Once a refuge from outside media, libraries now embrace them
Monday, June 30th, 2008OK, I’m going to date myself. I can remember walking to the neighborhood library at a time when libraries (and bookstores) were not multimedia experiences. No DVDs, no books on tape, and certainly, nothing close to a computer. That was when books, periodicals and newspapers were enough.
In those days, if there was an experience that countered the media, it was your time at the library. What you saw on billboards, or what you heard in rock’n’roll lyrics, did not appear connected in any way to the display of books that librarians put out for kids like me to read. In my working-class neighborhood, lots of kids didn’t go to college. But most of us seemed to understand that books and reading had a lot to do with learning.
Whether it’s evolution or the reverse, libraries and bookstores have come full circle, so that now, instead of standing apart from media, they are one with the media.
If you don’t believe this, then just put yourself in front of a display of best-selling titles. There’s Barbara Walters writing an autobiography in which she breaks news of her past love affair. Or Eminem’s mother, ratting on her rapper son. Or Valerie Bertinelli, on losing weight and telling the world.

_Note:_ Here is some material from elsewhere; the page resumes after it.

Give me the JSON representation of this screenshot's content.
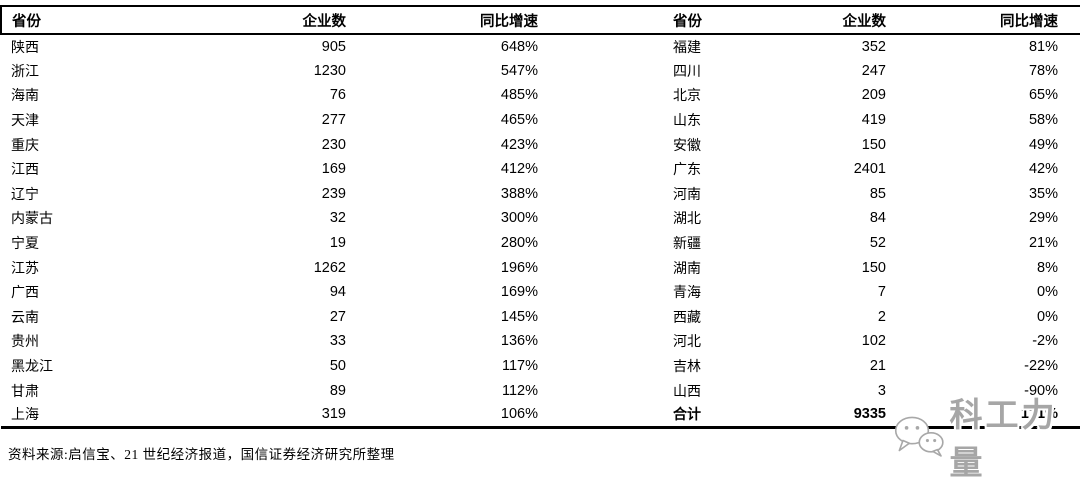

In a recent commentary in the Washington Post, Jonathan Karp, a publisher within the Hachette Book Group, described pop books as “self-aggrandizing memoirs by recovering addicts; poignant portraits of heroic pets; hyperbolic ideological tracts by insufferable cable TV pundits; guides to staying wrinkle- and toxin-free; odes to Warren Buffett and Jesus Christ; manifestos for fixing America in 12 easy steps; manly accounts of the best athlete/season/team ever; and glittery novels about British royalty, love-starved shoppers, mournful cops and ingenious serial killers.”
Where’s the balance?
It’s as if the pursuit of reading, in a giant leap, has gone from being too snobbishly intellectual to too much like the lowest common denominator of mass media.
For the book industry, life has always been about selling books. But there was a time when books and wrinkle-free ointments belonged in very different categories.
Sure, as readers, we have more choices. But sometimes there is paradox as a result of having more choices. As a nation, we have overweight children juxtaposed against crazes in dieting and fitness. Our instant 24-7 communication is often at the expense of meaningful dialogue and understanding. Our material wealth can and does give rise to the spiritual and emotional poverty that then becomes the subject of more new books.
Are we better readers? More informed and thoughtful?
Most of all, I remember the quiet in the library where I went as a kid. In the quiet, you can absorb what you read, and reflect on it. If the answer to one question leads to another question, then you could go search out the answer. That’s not a media experience. That’s the learning experience.